The battle between Nevada rancher Cliven Bundy and the Bureau of Land Management (BLM) might be viewed as an overly aggressive federal bureaucracy enforcing misguided environmental regulations vs. an oppressed individual and his overly enthusiastic supporters with guns.


However, like the ongoing battles in California between farmers and environmentalists over water, the Nevada story is more complex than that. The issues are not divided neatly along left-right political lines. In both cases, the property rights issues are complicated, and the federal government has long subsidized the use of land and water resources in the West. The first step toward a permanent solution in both cases is to revive federalism. That is, to transfer federal assets to state governments and the private sector.


To understand the Nevada situation, it is useful to consider the history of federal land ownership in the West. From an essay by Randal O’Toole and myself:

“From the founding of the nation, the federal government began accumulating large tracts of land … As the federal government was accumulating land, it was also trying to unload it. The government’s general policy for more than a century was to sell or transfer its western lands to settlers, railroad companies, and state governments … With the rise of the Progressive movement at the turn of the 20th century, federal policy began to change toward land retention and land additions. Progressives believed that federal agencies would manage western lands better than states, businesses, or individuals.”

It turned out that the Progressives were dead wrong. In his book Public Lands and Private Rights, Robert H. Nelson describes how the Progressive ideas of scientific management and federal land planning have failed repeatedly. The last century of federal land management has been “filled with laws that had lofty purposes and achieved dismal results,” he concludes. He also notes that “federal ownership of vast areas of western land is an anomaly in the American system of private enterprise and decentralized government authority.” Federal policymakers should start fixing that anomaly.

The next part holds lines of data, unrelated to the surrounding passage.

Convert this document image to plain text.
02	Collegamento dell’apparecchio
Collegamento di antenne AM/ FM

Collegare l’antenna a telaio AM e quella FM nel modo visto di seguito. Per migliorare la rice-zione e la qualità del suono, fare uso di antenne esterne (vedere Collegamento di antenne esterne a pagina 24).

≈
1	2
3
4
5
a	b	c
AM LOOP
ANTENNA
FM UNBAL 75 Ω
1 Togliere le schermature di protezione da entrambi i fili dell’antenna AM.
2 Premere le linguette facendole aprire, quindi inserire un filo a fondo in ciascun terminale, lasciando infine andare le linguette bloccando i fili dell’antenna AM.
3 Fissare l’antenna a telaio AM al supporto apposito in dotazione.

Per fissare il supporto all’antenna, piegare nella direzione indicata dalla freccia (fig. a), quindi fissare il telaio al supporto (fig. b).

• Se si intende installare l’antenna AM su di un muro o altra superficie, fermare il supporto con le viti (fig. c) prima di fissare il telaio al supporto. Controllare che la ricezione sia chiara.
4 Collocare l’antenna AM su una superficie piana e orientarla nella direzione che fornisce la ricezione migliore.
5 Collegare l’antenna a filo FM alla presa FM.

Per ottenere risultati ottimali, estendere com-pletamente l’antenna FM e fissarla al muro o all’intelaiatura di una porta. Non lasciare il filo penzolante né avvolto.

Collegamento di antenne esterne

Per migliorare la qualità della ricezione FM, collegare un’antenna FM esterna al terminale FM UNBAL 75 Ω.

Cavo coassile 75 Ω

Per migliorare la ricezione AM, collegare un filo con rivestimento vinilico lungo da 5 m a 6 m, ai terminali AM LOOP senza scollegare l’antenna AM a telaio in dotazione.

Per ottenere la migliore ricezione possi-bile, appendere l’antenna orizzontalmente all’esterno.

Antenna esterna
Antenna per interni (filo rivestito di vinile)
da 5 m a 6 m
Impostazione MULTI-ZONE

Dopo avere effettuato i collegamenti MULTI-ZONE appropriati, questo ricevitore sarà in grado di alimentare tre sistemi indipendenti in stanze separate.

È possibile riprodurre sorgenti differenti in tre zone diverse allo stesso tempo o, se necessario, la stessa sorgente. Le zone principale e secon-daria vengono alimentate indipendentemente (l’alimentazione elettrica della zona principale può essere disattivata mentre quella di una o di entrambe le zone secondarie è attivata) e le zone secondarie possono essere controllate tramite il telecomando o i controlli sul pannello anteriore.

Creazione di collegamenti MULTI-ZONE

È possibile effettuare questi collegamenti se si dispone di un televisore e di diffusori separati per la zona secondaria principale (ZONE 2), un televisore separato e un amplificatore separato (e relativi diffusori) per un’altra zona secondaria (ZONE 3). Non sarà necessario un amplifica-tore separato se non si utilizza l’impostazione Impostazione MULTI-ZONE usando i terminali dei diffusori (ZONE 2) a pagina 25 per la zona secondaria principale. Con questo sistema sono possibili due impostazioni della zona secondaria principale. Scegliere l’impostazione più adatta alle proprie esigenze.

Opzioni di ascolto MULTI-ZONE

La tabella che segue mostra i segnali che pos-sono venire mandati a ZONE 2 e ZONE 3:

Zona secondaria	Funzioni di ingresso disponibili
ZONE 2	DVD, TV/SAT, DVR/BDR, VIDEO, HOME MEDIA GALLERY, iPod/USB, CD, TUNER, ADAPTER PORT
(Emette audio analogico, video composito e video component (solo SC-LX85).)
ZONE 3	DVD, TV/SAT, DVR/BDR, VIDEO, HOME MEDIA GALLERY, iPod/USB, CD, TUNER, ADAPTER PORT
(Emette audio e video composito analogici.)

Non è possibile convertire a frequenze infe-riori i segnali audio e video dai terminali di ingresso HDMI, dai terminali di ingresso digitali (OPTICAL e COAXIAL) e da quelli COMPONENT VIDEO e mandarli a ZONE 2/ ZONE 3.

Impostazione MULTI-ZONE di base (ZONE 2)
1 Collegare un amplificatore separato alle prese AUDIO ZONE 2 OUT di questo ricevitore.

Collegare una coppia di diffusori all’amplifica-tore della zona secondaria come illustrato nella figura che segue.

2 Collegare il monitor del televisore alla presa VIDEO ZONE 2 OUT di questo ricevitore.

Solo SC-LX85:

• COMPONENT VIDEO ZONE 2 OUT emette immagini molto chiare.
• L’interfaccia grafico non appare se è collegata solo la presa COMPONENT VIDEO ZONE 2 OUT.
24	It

The BLM faces a complex task in juggling all the competing uses of its timberlands, rangelands, minerals, watersheds, wildlife, water, and other resources located across a huge area. Livestock grazing, timber cutting, and mineral extraction all potentially conflict with wildlife habitat, watershed protection, and outdoor recreation.


The situation is made worse by BLM officials operating in a nonmarket environment. Essentially, they run a giant socialist enterprise in trying to centrally plan vast lands and resources. The decisions the agency makes are often infuriating to Westerners because they are made by unaccountable officials on the other side of the country.


The solution is to transfer most federal lands in Nevada to the State of Nevada. Charges for the use of the land—such as grazing fees—should be set in the marketplace. Where feasible, environmentally significant land should be owned and managed by private non-profit land trusts, as discussed here. But these sorts of decisions should be made by the Nevada legislature. Politicians in Washington lack the knowledge to make the crucial land-use decisions that affect the lives of people such as Cliven Bundy, and they are far too distracted with all the other issues on the federal agenda.